Brookhaven reverses vote to prohibit gated community - Reporter Newspapers
But they are going to develop a policy on this: "[T] he city will work toward creating a broad policy to consider whether the city should allow future gated communities as it works to create connectivity and promote walkability."
1 comment:
Having lived in a gated community, all I can say is Never Again. The gates do not make a neighborhood safer. Car break-ins, ATV joy rides on vacant lots, vandalism all occured, despite the gates. We had to pay extra to get the County Police to do regular patrols after that. The 24-7 guards at the gates know all your personal business - when you come and go, who visits you, etc. The gates reguarly break down and need repair. Or the sensors do not work, and then you have to go through the visitor lane. At certain times of the day, you have bottlenecks in and out of the community. There are only two or three entry points, even in large communities with thousands of homes. It makes it difficult for emergency response (fire, ambulance, police) to reach your home quickly. Homeowners have to pay for their own road maintenance, something that costs a fortune to do right. Many HOAs fail to budget for regular road resurfacing. In northern climates, snow and ice removal alone is a huge expense. The security services at my former gated HOA were one third of my quarterly assessments. And that was before they added surveillance cameras at the gates.
Ironically, the density that is supposed to be beneficial to the environment and walkability creates the opposite effect. It creates the need for lengthy highways to go around all of these gated planned communities, so that people can get to the supermarket, Walmart and Target, restaurants, doctors’ offices, etc. Gates cut off access and creates an “outsiders vs. insiders” mentality. The handful of main “through” streets in the gated community become a hazard, with chronic speeders and people not obeying the stop signs. At the same time, anyone walking or running or biking in the neighborhood cannot avoid crossing these streets, because every other street is a dead end cul-de-sac or loop that gets boring very quickly. Add golf carts to the mix, and you have yet another hazard.

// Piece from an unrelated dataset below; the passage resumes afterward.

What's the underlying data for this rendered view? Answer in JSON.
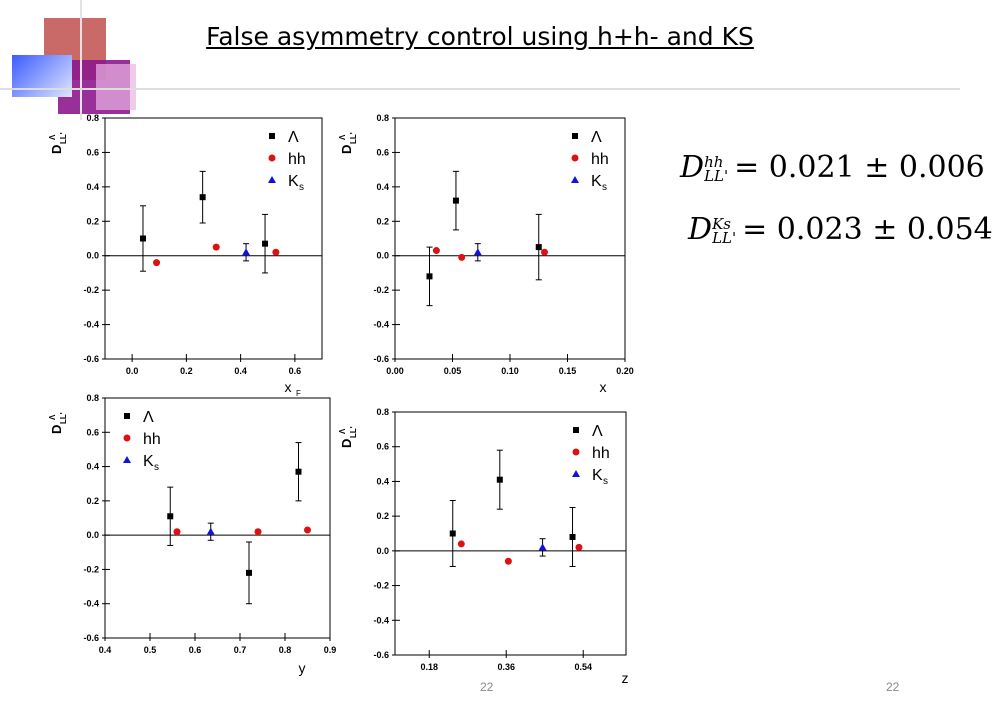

Oh, and the golf cart trails were off limits to non-golf members, and were not for biking or walking.
Back in the day when neighborhoods were built on a grid or wheel system, it was easy to walk or drive around the neighborhood. If one street or sidewalk was blocked temporarily, you just went around the block to the next street. Problem solved. As kids growing up in such a neighborhood, we walked or biked everywhere - the school bus stop, the playground, the pool, the 7-Eleven, McDonalds, the indoor mall, the movie theater, etc. Parents did not have to drive us around. Most every street was a side street with through access. Traffic and parking were rarely a problem because there was sufficient driveway space and/or road width, AND people owned fewer cars back then.
Now neighborhoods are commonly built with insufficient parking space and narrow roads, as if this sort of planning would somehow force the public to abandon their vehicles. Sidewals are almost non-existent, so small children have nowhere to learn to ride a bike or use riding toys. Then some residents complain about children playing in the street or parking areas. The communal pocket “parks” are rarely used, because they are not easily accessible for the majority of residents. Plus, people walk their dogs there and do not pick up after them. There’s often no shade, and the HOA frowns upon any damage to the ornamental flower beds. The kids cannot play in their own yards, because, quite often the yards are tiny or nonexistent.
These issues were all intentionally created, and now millions of Americans (and people around the world) are dealing with the problems.